(by Michelle Ruelle).
The Vatican on Monday
announced that American journalist Greg Burke, currently the
deputy director of the Vatican Press Office, will take over from
Father Federico Lombardi as director on August 1.
Burke, 56, began work at the Vatican's Secretariat of State
in 2012 as communications advisor.
He spent more than a decade as the Fox News Rome
correspondent, and prior to that he was the Rome correspondent
for Time Magazine.
Burke said he was moved by the nomination.
"The thing that moved me is that the pope today told me: I
thought a long time about this," Burke said.
"It highlights the importance of this role even more," he
said.
Spanish journalist Paloma Garcia Ovejero will be Burke's
deputy, the first woman in history to hold that position.
She is currently the Vatican correspondent for Spanish
broadcaster Cadena Cope.
Ovejero said she was surprised by the nomination but also
said it was "normal" for a woman to be named at the executive
level of the Vatican Press Office.
"Women were the first ones to discover the Resurrection,"
she said.
"And then there's her, Mary, our mother".
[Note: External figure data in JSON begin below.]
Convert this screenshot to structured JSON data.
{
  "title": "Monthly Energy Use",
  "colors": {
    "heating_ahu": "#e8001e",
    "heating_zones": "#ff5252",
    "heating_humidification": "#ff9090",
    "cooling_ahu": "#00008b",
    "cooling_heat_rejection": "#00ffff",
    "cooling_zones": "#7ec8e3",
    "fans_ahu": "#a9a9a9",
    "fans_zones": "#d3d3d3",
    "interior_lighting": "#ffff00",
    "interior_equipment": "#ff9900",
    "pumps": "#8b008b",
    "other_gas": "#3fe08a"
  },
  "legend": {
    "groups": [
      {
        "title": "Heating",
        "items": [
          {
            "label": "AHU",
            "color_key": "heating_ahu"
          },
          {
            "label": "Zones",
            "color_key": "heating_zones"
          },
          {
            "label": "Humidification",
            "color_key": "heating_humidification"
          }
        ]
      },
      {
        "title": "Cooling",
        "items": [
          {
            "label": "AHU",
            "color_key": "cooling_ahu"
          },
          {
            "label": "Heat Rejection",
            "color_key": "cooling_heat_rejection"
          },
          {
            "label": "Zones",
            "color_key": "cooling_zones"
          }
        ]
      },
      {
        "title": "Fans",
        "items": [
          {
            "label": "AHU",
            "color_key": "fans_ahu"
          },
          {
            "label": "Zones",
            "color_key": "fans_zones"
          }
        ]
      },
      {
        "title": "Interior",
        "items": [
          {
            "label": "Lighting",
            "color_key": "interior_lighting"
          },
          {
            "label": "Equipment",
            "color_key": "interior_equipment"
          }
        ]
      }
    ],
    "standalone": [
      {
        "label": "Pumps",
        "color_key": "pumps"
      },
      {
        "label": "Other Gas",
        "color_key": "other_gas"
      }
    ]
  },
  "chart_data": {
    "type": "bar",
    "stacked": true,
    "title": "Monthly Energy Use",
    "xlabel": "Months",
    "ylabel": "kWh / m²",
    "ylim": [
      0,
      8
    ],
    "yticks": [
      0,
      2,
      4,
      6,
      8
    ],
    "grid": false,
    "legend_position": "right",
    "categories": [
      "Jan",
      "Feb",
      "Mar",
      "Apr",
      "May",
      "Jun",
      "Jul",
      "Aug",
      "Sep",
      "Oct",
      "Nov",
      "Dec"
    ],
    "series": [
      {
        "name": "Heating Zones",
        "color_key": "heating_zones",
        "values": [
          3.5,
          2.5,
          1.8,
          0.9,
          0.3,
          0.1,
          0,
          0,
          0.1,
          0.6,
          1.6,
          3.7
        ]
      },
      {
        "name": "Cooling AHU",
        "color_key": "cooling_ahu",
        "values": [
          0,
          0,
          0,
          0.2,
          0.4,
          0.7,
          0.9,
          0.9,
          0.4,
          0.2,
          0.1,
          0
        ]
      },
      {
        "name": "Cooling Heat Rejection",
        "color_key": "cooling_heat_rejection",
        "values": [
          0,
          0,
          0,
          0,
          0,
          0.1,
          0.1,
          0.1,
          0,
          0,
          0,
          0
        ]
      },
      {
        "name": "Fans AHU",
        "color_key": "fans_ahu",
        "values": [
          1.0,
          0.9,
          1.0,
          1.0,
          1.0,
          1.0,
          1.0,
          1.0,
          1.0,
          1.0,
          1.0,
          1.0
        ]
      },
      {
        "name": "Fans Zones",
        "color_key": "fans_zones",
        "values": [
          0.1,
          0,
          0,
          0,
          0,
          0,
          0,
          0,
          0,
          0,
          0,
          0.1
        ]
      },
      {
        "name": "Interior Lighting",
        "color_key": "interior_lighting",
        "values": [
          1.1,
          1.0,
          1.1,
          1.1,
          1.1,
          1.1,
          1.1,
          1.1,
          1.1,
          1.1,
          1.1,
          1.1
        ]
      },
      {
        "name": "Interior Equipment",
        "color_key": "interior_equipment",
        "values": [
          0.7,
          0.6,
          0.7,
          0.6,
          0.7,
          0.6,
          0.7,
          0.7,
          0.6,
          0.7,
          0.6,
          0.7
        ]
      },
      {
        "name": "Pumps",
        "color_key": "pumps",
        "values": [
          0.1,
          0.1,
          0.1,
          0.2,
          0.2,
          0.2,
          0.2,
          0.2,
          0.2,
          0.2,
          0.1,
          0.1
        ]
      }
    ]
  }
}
Lombardi, 73, had been director of the Holy See Press
Office, or Vatican spokesman, since July 2006.
Vatican Prefect for Communication Monsignor Dario Edoardo
Viganò announced the nominations and thanked Father Lombardi,
with whom he has worked for the past 10 years.
Viganò said Father Lombardi would leave a long legacy and
had imparted a particular style, which Viganò referred to as
"the ecclesiastical vision of events, keeping the various
feelings together".
"The Church isn't a monolithic experience but a multiform
one; therefore a wide view is necessary," he said.
UNICEF Italy spokesman Andrea Iacomini on Monday
congratulated Burke on his new position.
"I'm certain that he will put all of his professionalism
and above all sensitivity into this important position, in a
historic moment like the one in which we are now living in which
telling the dramatic experiences of children around the world
seems ever more complex and difficult," Iacomini said.